The stats for accidents coded for glare involvement are missing at least two classes, however large or small they might be:

  1. People who didn’t see <whatever caused the accident>, but didn’t make the mental connection to headlights’ glare
  2. People who didn’t want to tell the responding officer that they had any type of trouble seeing
Basilisk
Member
Basilisk
26 minutes ago

I’m going to make some time to fill this in later, since I think it’s a tragedy of the commons and a genuine bad safety trade-off. The folks enjoying better visibility at night are less likely to crash, but everybody downrange of them is more likely to after being dazzled, including pedestrians and cyclists who disappear in the glare.

On the OEM side the incentives push the manufacturers to one-up each other on both measurable lumens and perceived/subjective brightness, and then push tech like adaptive laser beams as a profitable solution to the complaints. A lot of good could be done by just updating the test standards, especially to cover testing on hills.

Aftermarket LEDs in fixtures designed for halogen are a safety issue, have rarely been legal, and should be addressed by ticketing. Revenue should cover the cost of enforcement, enact it with a fix-it ticket scheme where it’s dismissed if you can demonstrate the lights are OEM or at least certified and legal.

There’s also a highly entertaining subreddit on this topic if you’re so inclined.

Cheap Bastard
Member
Cheap Bastard
31 minutes ago

I can understand wanting to make aftermarket LED bulbs draw the same current as halogens to avoid angering the dash light god and I can understand a preference to make LED bulbs brighter rather than wasting the current through a resistor but what I cannot understand is why the threshold for that trigger can’t be dialed down via the OBD2 port to the lower current draw of LED bulbs.

*Jason*
*Jason*
39 minutes ago

I’ll add another vote for the problem being mostly people with aftermarket lights and who drive everywhere with their brights on.

Personally, my issue with newer stock lights is that the cutoff is too low.
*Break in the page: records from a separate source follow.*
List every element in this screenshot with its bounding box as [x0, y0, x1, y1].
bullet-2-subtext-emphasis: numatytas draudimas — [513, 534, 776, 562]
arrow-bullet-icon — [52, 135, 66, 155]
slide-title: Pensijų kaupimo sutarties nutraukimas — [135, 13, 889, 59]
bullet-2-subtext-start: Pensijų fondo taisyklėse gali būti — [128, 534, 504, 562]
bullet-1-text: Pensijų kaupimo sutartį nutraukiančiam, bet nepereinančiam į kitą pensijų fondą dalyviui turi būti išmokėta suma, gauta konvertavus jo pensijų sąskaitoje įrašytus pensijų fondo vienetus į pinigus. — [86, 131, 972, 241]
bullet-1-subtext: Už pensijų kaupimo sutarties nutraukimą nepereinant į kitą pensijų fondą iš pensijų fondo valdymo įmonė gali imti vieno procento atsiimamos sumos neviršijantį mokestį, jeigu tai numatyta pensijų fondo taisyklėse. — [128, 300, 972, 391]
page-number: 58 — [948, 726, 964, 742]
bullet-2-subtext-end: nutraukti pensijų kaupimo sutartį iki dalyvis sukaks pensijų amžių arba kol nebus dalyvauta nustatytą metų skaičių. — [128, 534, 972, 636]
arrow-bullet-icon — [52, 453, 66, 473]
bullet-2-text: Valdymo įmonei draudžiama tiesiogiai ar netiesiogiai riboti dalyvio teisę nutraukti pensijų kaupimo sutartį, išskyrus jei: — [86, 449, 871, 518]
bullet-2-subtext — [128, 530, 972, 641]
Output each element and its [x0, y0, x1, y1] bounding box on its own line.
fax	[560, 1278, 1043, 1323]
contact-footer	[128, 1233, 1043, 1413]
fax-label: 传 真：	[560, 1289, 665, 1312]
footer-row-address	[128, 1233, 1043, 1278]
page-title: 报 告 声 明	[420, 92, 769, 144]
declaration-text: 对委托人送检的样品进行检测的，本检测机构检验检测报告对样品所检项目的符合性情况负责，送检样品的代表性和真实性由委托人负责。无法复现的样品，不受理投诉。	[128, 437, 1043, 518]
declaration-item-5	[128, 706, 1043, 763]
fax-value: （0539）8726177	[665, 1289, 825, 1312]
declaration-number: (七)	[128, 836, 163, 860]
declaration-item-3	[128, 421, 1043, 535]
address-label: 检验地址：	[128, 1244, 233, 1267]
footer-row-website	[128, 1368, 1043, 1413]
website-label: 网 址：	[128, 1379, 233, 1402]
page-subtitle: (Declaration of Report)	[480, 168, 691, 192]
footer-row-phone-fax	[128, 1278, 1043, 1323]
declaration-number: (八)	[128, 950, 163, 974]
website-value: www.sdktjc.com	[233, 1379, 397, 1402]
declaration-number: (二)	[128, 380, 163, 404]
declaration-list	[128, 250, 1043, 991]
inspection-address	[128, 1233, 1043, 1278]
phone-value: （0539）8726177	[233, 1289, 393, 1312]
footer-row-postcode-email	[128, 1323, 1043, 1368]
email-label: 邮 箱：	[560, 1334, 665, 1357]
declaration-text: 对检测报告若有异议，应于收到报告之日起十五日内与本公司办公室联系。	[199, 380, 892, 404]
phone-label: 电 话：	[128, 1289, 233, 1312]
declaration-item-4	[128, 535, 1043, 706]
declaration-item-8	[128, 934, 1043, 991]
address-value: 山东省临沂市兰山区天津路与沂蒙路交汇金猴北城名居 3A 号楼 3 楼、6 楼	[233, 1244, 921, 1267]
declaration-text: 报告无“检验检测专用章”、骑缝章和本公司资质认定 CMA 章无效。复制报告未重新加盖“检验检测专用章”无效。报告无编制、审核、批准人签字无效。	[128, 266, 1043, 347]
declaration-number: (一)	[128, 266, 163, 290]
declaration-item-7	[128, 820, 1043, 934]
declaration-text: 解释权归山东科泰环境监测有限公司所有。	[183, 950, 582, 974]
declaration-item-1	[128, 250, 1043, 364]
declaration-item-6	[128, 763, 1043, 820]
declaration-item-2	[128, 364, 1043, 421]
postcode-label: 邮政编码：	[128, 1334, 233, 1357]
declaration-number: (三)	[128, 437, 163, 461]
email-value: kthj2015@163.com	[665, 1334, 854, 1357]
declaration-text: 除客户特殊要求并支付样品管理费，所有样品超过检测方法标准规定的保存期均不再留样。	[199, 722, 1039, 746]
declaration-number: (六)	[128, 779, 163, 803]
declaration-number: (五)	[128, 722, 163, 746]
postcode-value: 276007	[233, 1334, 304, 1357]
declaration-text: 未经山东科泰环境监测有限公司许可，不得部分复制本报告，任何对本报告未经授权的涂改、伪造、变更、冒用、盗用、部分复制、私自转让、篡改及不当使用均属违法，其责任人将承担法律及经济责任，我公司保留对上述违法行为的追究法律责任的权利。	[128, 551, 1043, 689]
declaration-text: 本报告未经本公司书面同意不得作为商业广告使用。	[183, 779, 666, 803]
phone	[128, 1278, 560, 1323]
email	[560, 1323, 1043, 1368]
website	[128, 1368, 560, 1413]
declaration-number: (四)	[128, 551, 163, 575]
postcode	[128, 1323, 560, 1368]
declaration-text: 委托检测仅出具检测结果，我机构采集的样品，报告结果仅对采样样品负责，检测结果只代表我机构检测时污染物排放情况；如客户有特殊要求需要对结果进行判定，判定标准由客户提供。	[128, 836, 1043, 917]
If I’m going down a hill and approaching another rise there is an almost dead flat cutoff between nice bright illumination and then nothing above that line. It can be hard to gauge what is on the other side of the rise or around a corner when modern headlights give you a binary dividing line of all or nothing.

Rockfish
Member
Rockfish
44 minutes ago

Getting it right with the manufacturers is a great start. But it’s half (or less) of the problem.

The dumb bunnies that install LED lighting in halogen fixtures need to stop doing that. The result is often way worse than some factory LED lights.

Or the cheap aftermarket LEDs that probably are made worse by bad alignment. Or the truck leveling/lift kits installed without adjusting alignment.

Last edited 39 minutes ago by Rockfish
Jdoubledub
Member
Jdoubledub
52 minutes ago

“…Marie Gluesenkamp Perez voiced her concerns…”

Broken clock is right twice a day for once.

Brian Prince
Brian Prince
53 minutes ago

I honestly haven’t noticed any increased glare or problems with oncoming headlights. I do enjoy my newer car’s headlight coverage better than my old one and feel it is much safer. Of course, every now and again you run into someone who either doesn’t realize their brights are on, who doesn’t have their lights properly aligned, or who has some dumb aftermarket lighting thing going on. But I haven’t noticed increased problems.

Zelda Bumperthumper
Zelda Bumperthumper
1 hour ago

I loved night driving until a couple of years ago. Now I find it really distressing because of this. The OEM LEDs are a problem, but much worse for me are the freaks who retrofit their composite housings or sealed beams with LEDs and blast searing white light directly in my eyes. Even in broad daylight the intense white light is uncomfortable. The power output is an issue but the 6500k color turns the headlights into supernovas.